Interview: Marianna Jamadi
August 17 2014
Wanderlust isn’t a strong enough word to describe the energy that propels Marianna Jamadi on her journeys around the world. Wanderlust implies a want, a strong desire. The way Jamadi speaks about her global wanderings, it’s clear she moves out of pure necessity. After ditching her New York City job several years ago, the venturesome photographer traveled the world over with an itchy trigger finger and a mission to explore. Her extensive body of work is sure to inspire jealousy in even the most devout homebodies.
We caught up with Marianna to talk about her travels, capturing the perfect moment, and her new start-up, El Camino Travel.
Can you tell us a little bit about your background? Were you a photographer first or a traveler?
I was born in Long Beach, California to a Finnish mother and Indonesian Father. Traveling is something that is deeply ingrained in my blood. Because of my diverse background, my family traveled often and I grew up in a home where traveling was just part of our lifestyle. As my love for photography blossomed as an adult, documenting my adventures folded seamlessly into the mix.
Your story is one many people dream of— escaping the monotony of corporate life for travels all around the world. Was there a tipping point that compelled you to drop everything and go?
I was living in NYC for seven years and really just needed a break. The corporate world was not fulfilling and I had always wanted to get rid of my belongings, clear the slate, and see the world for a year or so. I don’t think there was one particular tipping point, but more so it was the culmination of my hunger to live big and the fearlessness to do it.
You’ve mentioned that your journey began with the goal of photographing your entire family, have you managed to achieve this yet? Any long-lost uncles you’re still tracking down?
I have so far photographed my mother’s side which resides in Finland, but unfortunately, about a year into my planned 1.5 year trip, I had to return home to LA to care for a sick parent. This hindered me from completing the entire family photography tree. The good news is I am heading out on August 20th to Indonesia and Australia to finish out the series.
What’s your favorite place that you’ve been to so far?
Mongolia has been by far the most interesting place I’ve visited. I spent 6 weeks there and became really fascinated in their culture and was equally blown away by the landscape. There is a vastness to it that makes you feel both small and powerful in the same moment.
World travel can be pretty hectic. How do you mange to capture so many quiet, meaningful moments amongst the frenetic energy of the road?

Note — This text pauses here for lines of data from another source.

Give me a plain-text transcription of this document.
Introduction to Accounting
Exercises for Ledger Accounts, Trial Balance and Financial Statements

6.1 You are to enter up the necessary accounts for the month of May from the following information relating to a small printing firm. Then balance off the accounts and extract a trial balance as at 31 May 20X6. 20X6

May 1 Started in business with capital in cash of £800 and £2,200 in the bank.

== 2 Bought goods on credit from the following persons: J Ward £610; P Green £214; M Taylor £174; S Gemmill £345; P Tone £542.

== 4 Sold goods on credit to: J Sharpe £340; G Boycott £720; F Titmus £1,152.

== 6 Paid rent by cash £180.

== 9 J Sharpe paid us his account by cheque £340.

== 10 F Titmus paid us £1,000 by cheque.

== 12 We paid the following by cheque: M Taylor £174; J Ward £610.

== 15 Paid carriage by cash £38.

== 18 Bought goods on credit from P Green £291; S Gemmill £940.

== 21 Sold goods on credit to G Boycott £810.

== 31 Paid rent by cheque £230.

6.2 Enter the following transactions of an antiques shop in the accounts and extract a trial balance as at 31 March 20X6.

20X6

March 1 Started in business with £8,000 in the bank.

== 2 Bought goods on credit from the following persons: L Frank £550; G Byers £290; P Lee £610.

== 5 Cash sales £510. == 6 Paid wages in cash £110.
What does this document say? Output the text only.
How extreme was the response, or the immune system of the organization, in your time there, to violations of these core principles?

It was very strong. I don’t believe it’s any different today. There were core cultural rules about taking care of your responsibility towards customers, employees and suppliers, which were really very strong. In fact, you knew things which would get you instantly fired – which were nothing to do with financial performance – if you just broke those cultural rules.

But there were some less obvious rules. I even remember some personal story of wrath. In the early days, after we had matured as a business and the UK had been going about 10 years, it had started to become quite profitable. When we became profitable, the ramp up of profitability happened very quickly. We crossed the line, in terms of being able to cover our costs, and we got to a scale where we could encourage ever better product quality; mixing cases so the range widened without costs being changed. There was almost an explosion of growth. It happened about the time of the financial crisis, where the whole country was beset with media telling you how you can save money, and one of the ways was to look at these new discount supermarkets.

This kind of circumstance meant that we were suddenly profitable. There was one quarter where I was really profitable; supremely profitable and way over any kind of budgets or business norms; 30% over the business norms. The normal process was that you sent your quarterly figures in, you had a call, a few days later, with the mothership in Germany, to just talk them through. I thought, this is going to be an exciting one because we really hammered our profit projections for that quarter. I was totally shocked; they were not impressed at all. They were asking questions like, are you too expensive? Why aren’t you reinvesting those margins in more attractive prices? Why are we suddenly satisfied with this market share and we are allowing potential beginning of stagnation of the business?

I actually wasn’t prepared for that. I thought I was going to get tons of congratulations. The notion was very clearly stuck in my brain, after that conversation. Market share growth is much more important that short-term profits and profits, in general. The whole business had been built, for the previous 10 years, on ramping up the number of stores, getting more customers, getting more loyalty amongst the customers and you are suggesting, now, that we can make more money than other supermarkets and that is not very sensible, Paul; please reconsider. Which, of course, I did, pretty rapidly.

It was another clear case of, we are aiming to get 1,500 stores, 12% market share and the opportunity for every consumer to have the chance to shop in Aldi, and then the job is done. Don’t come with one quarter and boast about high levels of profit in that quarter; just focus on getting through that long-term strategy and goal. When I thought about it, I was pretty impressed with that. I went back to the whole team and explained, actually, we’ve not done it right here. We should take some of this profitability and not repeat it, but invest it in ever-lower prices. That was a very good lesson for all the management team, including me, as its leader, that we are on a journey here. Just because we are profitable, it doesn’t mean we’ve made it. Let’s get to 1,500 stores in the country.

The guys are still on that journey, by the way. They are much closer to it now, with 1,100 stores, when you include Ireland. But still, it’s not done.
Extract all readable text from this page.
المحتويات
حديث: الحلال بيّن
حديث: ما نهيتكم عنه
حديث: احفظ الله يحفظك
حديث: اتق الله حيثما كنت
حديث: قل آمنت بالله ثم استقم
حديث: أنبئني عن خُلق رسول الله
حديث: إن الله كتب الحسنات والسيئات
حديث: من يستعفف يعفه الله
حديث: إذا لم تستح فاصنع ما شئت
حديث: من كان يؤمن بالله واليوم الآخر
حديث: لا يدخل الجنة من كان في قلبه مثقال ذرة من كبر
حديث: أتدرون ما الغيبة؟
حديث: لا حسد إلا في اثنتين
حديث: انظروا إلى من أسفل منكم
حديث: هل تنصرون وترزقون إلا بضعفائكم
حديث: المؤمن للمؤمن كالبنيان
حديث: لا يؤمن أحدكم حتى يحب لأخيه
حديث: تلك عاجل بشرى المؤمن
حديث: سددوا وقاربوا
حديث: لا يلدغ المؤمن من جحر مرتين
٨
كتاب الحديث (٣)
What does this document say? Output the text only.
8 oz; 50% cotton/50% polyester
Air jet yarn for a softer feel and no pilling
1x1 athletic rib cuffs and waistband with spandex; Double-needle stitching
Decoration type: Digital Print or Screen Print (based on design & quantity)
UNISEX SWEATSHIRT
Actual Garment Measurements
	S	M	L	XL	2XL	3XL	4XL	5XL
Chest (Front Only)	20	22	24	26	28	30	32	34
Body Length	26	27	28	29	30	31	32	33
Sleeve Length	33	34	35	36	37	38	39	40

I think it’s easy to get lost in the chaotic nature that can come with traveling. Quiet moments live in pockets everywhere and I think I find them both out of necessity for my own sanity as well as my own appetite for beauty.
You recently started your own travel company, El Camino Travel. How did that come about?
As the digital age would have it, my current co-founder had been following my travel blog and reached out to me inquiring about using my photos for the website of her new travel company. The next thing I knew I was on board as co-founder. She is based in DC and I am based in LA and we started the entire company on opposite coasts. We wanted to create authentic and well curated travel experiences for groups of 10-12 people to unique locations and also bring a professional photographer along to accompany the group the whole time. The idea being that people can live in the moment and not worry about capturing it. Beyond that, 10% of profits goes to a local social entrepreneur who is radically changing their country and they will also lead a dinner one night to get that unique and intimate perspective into the country.
Where to next?
I am off to Indonesia, Australia, and New Zealand until mid October, then off to Nicaragua early November for El Camino’s inaugural trip to Nicaragua.